Retour soigneusement préparé

Ces experts insistaient sur la vétusté des installations iraniennes, sur l’absence d’entretien des grands gisements et sur le désinvestissement imposé au secteur du pétrole iranien en raison des sanctions occidentales contre ce pays.

Toutes ces prévisions se sont révélées erronées.

Le ministre iranien du Pétrole, M. Bijan Namadar Zanganeh, a, en effet, annoncé lundi dernier que les exportations de pétrole avaient atteint 1,75 millions de barils/j (MB/J) sur un mois, ce qui “représente une hausse de 400.000 barils/j par rapport à la même période” de l’année 2015". La production globale de pétrole et de condensat, qui était légèrement supérieure à 2,8 millions de barils/jour, dépasse désormais les 3,2 MB/J.

L’excédent de production a été entièrement affecté aux exportations, a précisé le ministre iranien.

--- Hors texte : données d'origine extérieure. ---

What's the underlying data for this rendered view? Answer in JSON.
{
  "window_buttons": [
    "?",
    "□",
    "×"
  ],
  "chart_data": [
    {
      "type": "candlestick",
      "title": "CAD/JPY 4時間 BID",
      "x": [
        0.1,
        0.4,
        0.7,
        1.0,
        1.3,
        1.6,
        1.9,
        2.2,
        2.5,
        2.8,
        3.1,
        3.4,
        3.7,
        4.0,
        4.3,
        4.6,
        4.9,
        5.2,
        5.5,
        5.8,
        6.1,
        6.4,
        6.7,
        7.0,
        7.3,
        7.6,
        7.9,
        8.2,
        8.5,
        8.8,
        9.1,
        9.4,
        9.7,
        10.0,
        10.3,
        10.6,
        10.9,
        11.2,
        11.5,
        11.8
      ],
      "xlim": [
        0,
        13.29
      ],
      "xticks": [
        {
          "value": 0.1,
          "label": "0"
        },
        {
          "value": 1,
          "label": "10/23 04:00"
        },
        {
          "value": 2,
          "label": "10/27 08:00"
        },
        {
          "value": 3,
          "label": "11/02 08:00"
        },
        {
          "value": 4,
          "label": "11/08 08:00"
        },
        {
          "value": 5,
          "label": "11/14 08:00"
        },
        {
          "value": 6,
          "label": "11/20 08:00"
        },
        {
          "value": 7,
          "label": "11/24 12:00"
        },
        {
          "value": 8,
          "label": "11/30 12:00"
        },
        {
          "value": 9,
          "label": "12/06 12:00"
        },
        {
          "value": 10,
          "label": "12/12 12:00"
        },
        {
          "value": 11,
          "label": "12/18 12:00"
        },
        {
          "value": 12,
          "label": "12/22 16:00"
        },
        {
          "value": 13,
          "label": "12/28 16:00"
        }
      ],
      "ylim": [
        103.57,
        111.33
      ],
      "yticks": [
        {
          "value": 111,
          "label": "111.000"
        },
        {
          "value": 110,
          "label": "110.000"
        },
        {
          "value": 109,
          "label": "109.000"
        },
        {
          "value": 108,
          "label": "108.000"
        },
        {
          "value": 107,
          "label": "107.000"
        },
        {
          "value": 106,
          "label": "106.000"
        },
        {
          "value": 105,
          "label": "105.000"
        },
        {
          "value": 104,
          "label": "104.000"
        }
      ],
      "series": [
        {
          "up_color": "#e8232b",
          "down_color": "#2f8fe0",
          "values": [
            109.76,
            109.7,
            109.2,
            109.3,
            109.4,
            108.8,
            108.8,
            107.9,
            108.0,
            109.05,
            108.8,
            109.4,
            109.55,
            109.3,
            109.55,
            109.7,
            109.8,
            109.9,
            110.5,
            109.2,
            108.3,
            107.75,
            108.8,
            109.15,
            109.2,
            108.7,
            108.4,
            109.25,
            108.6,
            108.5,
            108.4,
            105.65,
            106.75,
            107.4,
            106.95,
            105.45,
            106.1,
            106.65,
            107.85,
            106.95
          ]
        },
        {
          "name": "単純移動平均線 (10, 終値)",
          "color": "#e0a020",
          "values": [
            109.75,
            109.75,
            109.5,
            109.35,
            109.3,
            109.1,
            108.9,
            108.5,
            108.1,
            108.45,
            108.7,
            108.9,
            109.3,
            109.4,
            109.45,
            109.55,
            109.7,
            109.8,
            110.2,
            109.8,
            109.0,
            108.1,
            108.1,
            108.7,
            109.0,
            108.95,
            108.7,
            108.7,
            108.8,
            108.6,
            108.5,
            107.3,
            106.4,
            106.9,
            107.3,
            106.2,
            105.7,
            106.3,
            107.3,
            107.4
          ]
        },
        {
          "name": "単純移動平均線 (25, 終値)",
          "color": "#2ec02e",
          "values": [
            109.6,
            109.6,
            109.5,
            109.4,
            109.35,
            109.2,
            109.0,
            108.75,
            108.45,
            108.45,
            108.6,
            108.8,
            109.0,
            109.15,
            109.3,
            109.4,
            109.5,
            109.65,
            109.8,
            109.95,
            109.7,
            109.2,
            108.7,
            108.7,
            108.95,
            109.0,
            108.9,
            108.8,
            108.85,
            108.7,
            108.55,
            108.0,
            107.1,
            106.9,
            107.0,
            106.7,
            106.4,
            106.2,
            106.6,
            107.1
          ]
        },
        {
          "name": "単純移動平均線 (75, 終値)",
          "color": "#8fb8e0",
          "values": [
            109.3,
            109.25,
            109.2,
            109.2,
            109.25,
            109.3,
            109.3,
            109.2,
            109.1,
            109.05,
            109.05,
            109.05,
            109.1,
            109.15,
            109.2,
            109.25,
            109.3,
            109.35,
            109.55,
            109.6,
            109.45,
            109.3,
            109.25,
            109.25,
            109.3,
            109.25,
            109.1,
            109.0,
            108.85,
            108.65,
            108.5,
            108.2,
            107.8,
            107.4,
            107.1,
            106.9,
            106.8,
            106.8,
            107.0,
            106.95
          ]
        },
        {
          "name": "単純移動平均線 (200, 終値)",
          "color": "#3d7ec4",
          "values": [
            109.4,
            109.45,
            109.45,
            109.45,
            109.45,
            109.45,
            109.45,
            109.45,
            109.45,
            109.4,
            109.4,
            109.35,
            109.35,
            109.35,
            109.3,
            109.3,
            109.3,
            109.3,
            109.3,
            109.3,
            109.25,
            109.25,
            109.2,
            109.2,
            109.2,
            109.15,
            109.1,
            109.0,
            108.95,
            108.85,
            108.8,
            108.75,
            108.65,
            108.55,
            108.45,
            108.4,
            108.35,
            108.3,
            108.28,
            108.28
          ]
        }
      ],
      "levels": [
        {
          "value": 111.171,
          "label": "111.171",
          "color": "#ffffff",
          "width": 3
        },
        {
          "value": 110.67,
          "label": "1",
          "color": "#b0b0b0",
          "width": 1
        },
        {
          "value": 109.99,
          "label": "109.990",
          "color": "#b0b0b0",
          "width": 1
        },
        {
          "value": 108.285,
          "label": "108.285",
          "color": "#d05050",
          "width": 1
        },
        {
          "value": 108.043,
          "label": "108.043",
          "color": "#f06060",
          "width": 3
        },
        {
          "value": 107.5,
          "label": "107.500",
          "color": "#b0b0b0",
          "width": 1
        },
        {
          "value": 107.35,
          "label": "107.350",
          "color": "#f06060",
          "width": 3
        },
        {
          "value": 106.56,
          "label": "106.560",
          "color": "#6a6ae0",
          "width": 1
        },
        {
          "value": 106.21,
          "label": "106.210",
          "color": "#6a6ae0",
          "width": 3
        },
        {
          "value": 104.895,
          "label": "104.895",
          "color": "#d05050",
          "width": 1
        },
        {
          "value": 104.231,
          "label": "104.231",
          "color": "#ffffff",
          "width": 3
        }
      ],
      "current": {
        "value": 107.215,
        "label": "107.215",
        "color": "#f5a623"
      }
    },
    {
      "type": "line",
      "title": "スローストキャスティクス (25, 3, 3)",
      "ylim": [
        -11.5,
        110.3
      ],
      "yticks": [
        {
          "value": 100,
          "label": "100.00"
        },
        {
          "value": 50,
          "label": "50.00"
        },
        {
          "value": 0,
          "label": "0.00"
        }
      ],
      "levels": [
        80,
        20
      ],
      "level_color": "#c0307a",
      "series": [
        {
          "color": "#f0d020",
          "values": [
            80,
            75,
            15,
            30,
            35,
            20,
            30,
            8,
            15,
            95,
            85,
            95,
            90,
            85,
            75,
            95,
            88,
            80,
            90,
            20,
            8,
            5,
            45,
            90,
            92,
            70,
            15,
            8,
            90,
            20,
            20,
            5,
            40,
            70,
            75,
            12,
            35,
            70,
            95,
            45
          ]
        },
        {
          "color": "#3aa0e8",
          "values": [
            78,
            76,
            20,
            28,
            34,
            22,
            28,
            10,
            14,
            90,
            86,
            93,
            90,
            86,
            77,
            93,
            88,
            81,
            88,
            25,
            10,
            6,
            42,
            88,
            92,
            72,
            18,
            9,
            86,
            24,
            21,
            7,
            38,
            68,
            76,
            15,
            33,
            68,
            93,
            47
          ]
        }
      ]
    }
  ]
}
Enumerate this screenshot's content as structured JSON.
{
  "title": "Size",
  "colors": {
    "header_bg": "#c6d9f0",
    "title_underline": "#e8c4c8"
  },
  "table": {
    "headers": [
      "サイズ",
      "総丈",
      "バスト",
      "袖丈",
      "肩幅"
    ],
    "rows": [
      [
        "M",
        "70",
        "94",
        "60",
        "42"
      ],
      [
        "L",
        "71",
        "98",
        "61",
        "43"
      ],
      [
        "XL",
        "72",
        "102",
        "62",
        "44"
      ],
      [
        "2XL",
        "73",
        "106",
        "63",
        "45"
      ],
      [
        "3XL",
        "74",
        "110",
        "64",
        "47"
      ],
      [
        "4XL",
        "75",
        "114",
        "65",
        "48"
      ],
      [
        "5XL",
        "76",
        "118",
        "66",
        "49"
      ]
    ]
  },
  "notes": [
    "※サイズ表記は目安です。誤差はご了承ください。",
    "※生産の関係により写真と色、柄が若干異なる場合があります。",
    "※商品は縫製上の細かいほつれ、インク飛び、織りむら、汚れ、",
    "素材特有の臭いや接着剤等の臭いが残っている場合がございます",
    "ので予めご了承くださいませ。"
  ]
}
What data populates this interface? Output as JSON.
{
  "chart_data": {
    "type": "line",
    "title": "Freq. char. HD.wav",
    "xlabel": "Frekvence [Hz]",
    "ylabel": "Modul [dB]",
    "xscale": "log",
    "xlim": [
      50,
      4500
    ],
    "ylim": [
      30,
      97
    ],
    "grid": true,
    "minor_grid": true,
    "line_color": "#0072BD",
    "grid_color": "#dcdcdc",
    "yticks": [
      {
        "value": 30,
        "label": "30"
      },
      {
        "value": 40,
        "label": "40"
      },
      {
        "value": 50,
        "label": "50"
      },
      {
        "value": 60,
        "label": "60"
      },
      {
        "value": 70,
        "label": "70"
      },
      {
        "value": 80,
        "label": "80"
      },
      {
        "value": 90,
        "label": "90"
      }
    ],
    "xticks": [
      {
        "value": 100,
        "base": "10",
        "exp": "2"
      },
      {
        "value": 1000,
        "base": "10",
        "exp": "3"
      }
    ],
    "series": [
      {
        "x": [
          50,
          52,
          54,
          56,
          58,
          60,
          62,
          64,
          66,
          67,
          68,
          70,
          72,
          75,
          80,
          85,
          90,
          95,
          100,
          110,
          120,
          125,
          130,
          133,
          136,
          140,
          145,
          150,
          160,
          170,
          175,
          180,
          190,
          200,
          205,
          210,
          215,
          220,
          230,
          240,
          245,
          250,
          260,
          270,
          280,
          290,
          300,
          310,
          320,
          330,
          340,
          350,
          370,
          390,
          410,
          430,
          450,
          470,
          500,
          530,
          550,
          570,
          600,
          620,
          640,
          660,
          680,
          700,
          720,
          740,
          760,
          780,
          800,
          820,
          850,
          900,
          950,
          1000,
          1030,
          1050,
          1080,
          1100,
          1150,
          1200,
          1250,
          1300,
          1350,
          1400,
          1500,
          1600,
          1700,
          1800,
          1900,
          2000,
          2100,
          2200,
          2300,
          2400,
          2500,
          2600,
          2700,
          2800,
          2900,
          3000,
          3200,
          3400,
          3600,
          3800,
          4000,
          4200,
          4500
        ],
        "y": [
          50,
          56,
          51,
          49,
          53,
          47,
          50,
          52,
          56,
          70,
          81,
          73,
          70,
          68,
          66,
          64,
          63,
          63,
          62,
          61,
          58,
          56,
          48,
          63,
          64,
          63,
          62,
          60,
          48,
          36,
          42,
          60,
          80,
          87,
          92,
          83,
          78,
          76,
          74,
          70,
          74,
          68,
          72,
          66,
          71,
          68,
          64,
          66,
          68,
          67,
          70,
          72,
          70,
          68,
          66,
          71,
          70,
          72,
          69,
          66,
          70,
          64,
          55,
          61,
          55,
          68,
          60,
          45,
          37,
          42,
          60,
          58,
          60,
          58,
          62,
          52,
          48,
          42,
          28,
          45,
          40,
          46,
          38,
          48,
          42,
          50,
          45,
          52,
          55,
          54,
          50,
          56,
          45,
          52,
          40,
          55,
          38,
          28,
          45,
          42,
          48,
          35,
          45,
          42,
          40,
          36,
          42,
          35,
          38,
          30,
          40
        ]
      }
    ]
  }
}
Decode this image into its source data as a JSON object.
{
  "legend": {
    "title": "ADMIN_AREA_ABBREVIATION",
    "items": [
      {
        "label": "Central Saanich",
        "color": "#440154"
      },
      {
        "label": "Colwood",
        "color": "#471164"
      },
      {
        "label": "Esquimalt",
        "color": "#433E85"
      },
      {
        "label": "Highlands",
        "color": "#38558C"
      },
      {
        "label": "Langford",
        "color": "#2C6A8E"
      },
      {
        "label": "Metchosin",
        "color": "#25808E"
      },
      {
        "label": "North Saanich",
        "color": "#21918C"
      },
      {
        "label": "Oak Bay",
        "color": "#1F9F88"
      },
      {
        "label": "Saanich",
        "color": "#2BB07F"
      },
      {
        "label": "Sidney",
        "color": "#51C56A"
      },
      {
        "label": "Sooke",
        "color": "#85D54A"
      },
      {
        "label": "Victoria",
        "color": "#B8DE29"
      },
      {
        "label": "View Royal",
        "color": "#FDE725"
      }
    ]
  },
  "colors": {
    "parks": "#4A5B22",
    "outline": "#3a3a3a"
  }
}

L’Iran est donc sur le point d’atteindre les objectifs annoncés dès la levée des sanctions: augmenter sa production d’un demi-million de barils/jour dans l’immédiat, et un autre demi-million d’ici la fin de l’année.

Le résultat obtenu montre que les Iraniens avaient anticipé ce retour sur le marché du pétrole et qu’ils l’avaient soigneusement préparé. Ils disposent aussi de capacités et de compétences largement sous-estimées par les experts.

Ambiguïtés

La déclaration du ministre iranien n’est toutefois pas dénuée d’ambiguïtés. Elle va clairement à l’opposé de ce que veut l’Arabie Saoudite, qui n’a pas hésité à négocier avec la Russie un accord pour geler la production de pétrole au niveau du mois de janvier 2016. Le Qatar et le Venezuela avaient été associés à l’accord.

Malgré sa proximité avec la Russie, l’Iran montre clairement qu’il ne se sent pas lié par cet accord. Il considère qu’il a le droit de revenir à son niveau de production d’avant les sanctions, en récupérant un quota “légitime”.

Pour Téhéran, le quota iranien a été accaparé par l’Arabie Saoudite et certains pays du Golfe, et c’est donc à Riad de réduire sa production pour aller à un équilibre du marché.

A posteriori, la proposition de l’Arabie Saoudite de geler la production au niveau de janvier 2016 semble aussi avoir objectif de ligoter l’Iran à un niveau de production très bas, ce qu’un haut responsable iranien avait d’ailleurs qualifié de “plaisanterie”.